The next step signals the beginning of the merging of seismic and well data. In the well tie module, the 3D seismic trace at a given well is displayed versus two-way time alongside all pertinent well data, which are already converted to time using borehole seismic or check-shot data. The main purpose of this combined display is to tie events recognized on the seismic trace -seismic horizons - to the recently established geologic tops found from the well data. These ties, or links, between the two data types are crucial at several subsequent stages during the construction of the reservoir model. In addition, seismic markers found at this stage can be transferred to a seismic interpretation workstation for horizon tracking.

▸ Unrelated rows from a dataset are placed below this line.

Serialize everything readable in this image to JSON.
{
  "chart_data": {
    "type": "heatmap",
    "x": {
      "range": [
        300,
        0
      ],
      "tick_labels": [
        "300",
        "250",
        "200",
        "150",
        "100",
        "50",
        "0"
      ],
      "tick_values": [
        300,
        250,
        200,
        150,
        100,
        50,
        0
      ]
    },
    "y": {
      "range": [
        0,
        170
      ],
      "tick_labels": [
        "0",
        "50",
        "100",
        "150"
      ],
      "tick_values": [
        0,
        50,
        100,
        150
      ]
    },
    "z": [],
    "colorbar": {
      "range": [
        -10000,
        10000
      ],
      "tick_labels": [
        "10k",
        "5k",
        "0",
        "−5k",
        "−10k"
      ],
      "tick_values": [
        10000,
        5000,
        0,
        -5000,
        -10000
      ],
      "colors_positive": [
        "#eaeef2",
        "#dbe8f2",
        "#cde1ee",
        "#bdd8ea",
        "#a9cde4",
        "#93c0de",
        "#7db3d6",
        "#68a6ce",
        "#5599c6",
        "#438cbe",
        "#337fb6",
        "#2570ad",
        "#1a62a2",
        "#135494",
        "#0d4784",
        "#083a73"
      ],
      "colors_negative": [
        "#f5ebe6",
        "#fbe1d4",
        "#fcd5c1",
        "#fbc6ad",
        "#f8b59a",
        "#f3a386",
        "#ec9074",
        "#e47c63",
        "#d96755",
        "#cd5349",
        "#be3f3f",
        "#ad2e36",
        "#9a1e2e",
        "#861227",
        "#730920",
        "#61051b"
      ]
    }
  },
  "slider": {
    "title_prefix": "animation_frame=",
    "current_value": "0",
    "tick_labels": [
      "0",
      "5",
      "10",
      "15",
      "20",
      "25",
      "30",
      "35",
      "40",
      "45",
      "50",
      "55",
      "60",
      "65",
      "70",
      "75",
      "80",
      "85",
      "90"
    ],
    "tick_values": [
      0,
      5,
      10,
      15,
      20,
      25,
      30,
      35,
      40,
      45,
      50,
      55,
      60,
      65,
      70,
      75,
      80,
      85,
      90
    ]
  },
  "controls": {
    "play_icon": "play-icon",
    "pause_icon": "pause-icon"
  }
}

The first use of the tie, or link, between seismic and well data is in the velocity mapping module that enables the 3D seismic record versus time to be converted to a record versus depth. This crucial step subsequently allows the seismic data to guide the mapping of geologic horizons between wells. 

A velocity map for each layer is first assessed from the stacking velocities used in the 3D seismic processing. These are average velocities to the depth in question and must be converted to interval velocties using Dix's formula. The interpreter then maps these velocities for a given horizon, using one of four available algorithms including the sophisticated kriging technique, and reviews their appearance in plan view. Gradual changes in velocity are normal, but anomalies such as bull's eye effects -isolated highs or lows - that are geologically unacceptable can be edited out. 

Next, values of velocity at the intersections of horizons with wells are compared with velocity values obtained from acoustic log or borehole seismic data. The differences, determined in all wells, are also mapped and then used to correct the original velocity map. Finally, the corrected velocity map is used to convert the 3D seismic record to depth. To check the result, structural dip azimuth as estimated from dipmeter logs can be superimposed on the resulting map-structural dip azimuth should follow the line of greatest slope as indicated by map. 

With seismic data converted to depth, the interpreter can begin building a stratified model of the reservoir using the correlation module. First, seismic data acting as a guide allow geologic tops in one well to be firmly correlated with tops in adjacent wells. This display may be further enhanced by superimposing dipmeter stick plots and other forms of dipmeter interpretation along the well trajectories. Another display that shifts data to an arbitrary datum, generally an already correlated horizon, provides a stratigraphic perspective. Second, each geolgoic corrrelation is allocated descriptors that determine how it relates geometrically to its neighbors above and below. These descriptors are later used to build up the actual reservoir model. Third, all available information about reservoir compartemantilization -for example, saturation interpretations from well logs and wireline testing results- are used to identify flow barriers, such as a sealing fault, so the reservoir can be divided into a set of isolated volumes called tanks, essential for correctly estimating reserves.



Sometimes, the interpreter may want to manually dictate the geometry of a horizon or other feature - such as fault, bar, channel, etc.  - rather than let it be guided by established horizons on the 3D seismic data. This can be accomplished using the section modeling module, which offers an array of graphic tools to create and edit elements of the reservoir model in the vertical section. This labor-intensive manual creation of a reservoir model becomes mandatory when there are no seismic data or only sparse 2D data.

One source of data that may contribute to the definition of tanks and faults is the well test. Well tests give an approximation of tank size and , in particular, provide distance estimates from the well to sealing faults. Azimuth to the fault, however, is undetermined.